The Audi A3 keeps its first place of the segment and even cements it by adding another 8% to its sales of last year, while its nearest competitors both lose sales. With a more than 22.000 unit advantage over the BMW 1-series, the A3 is already virtually guaranteed to lead the segment until the end of the year, even as the facelifted 1-series hits showrooms in the second quarter.
The Mercedes-Benz A-Class seems to have peaked at its third place of the segment, possibly cannibalized by the introduction of the GLA small premium crossover and the Shooting Brake station wagon version of the CLA.
As mentioned above, the BMW 2-series makes a thunderous entry into the segment, moving into fourth place with over 22.000 sales in the first quarter. Mind you, this figure includes the rear-wheel drive 2-series coupe and recently launched convertible, as well as the front-wheel drive 2-series Active Tourer MPV. Later this year BMW will also add a 7-seater version of the MPV, named Gran Tourer, which looks like a 1-series carrying an enormous 1-grader’s backback. Nonetheless, it should help push BMW’s MPV sales ahead of its rival Mercedes-Benz B-Class and make BMW the best selling brand of compact premium cars.
The Volvo V40 continues to improve, even in its third full year of sales, and even outsold the B-Class in March, giving it a shot to move up another spot by the end of the year. These sales include the V40 Cross Country, which features a higher ground clearance and a roughed-up exterior to make up for Volvo’s lack of a true compact crossover until the XC40 arrives.
In the electrification-race, the BMW i3 finishes the first quarter ahead of the Lexus CT, despite the Japanese hatchback outselling its German carbon-fiber rival in both January and March.

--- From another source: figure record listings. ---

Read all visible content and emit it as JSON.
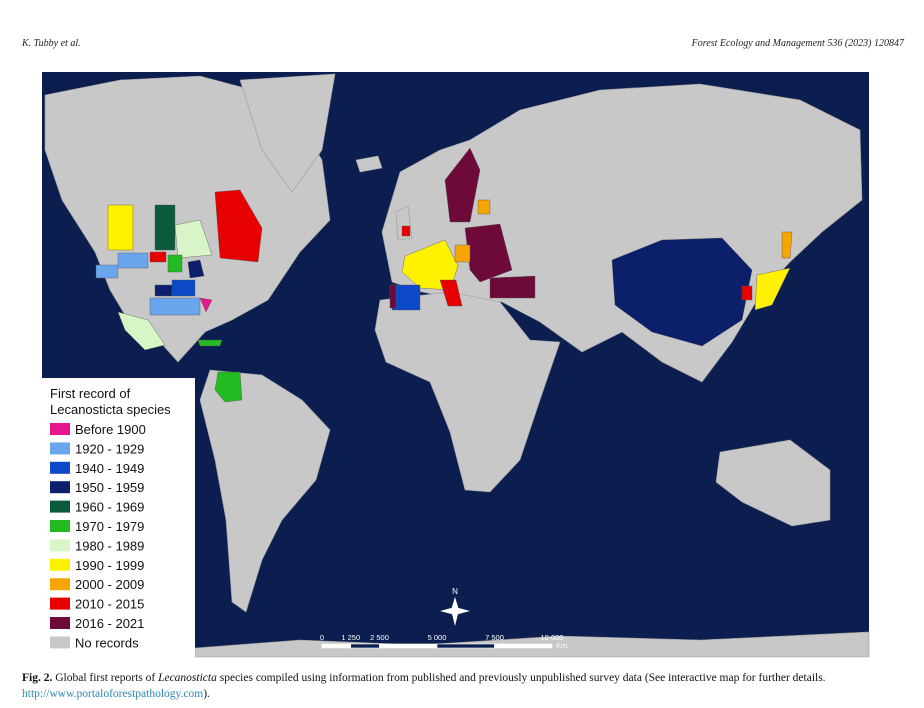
{
  "header": {
    "left": "K. Tubby et al.",
    "right": "Forest Ecology and Management 536 (2023) 120847"
  },
  "figure": {
    "legend": {
      "title": [
        "First record of",
        "Lecanosticta species"
      ],
      "items": [
        {
          "label": "Before 1900",
          "color": "#e6168c"
        },
        {
          "label": "1920 - 1929",
          "color": "#6aa6ee"
        },
        {
          "label": "1940 - 1949",
          "color": "#0b49c8"
        },
        {
          "label": "1950 - 1959",
          "color": "#0b1f6b"
        },
        {
          "label": "1960 - 1969",
          "color": "#0b5a3a"
        },
        {
          "label": "1970 - 1979",
          "color": "#22bb22"
        },
        {
          "label": "1980 - 1989",
          "color": "#d8f5c8"
        },
        {
          "label": "1990 - 1999",
          "color": "#fff100"
        },
        {
          "label": "2000 - 2009",
          "color": "#f7a500"
        },
        {
          "label": "2010 - 2015",
          "color": "#e60000"
        },
        {
          "label": "2016 - 2021",
          "color": "#6e0a3a"
        },
        {
          "label": "No records",
          "color": "#c8c8c8"
        }
      ]
    },
    "compass": "N",
    "scale_bar": {
      "labels": [
        "0",
        "1 250",
        "2 500",
        "5 000",
        "7 500",
        "10 000"
      ],
      "unit": "Km"
    }
  },
  "caption": {
    "label": "Fig. 2.",
    "text_before": "Global first reports of",
    "italic": "Lecanosticta",
    "text_after": "species compiled using information from published and previously unpublished survey data (See interactive map for further details.",
    "link": "http://www.portaloforestpathology.com",
    "end": ")."
  }
}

It will be interesting to keep an eye on until the end of the year, but keep in mind that sales of the i3 are restricted more by supply than by demand.
After retaking its crown of the small premium segment in the final days of last year, the new generation Mini storms ahead of the pack this year, almost doubling the sales of its predecessor in the first quarter of last year, undoubtedly helped by the addition of the five-door version. Being the only model in positive territory, the Mini now commands a share of almost 47% of the segment.
Until last year, the Audi A1 has been surprisingly stable, but it’s now down a painful 21%, and the DS3 follows suit with a loss of 15%. Both models have just been facelifted and may slow their decline, but the exterior updates of both are only minor and won’t be enough to be able to threaten the Mini in any way.
The Alfa Romeo MiTo is hit the harshest, and considering the Italians have revealed no plans for its replacement, sales will continue to sink until it will be put out of its misery, probably around the same time its platform-mate the Fiat Punto is killed in favor of the 500 five-door.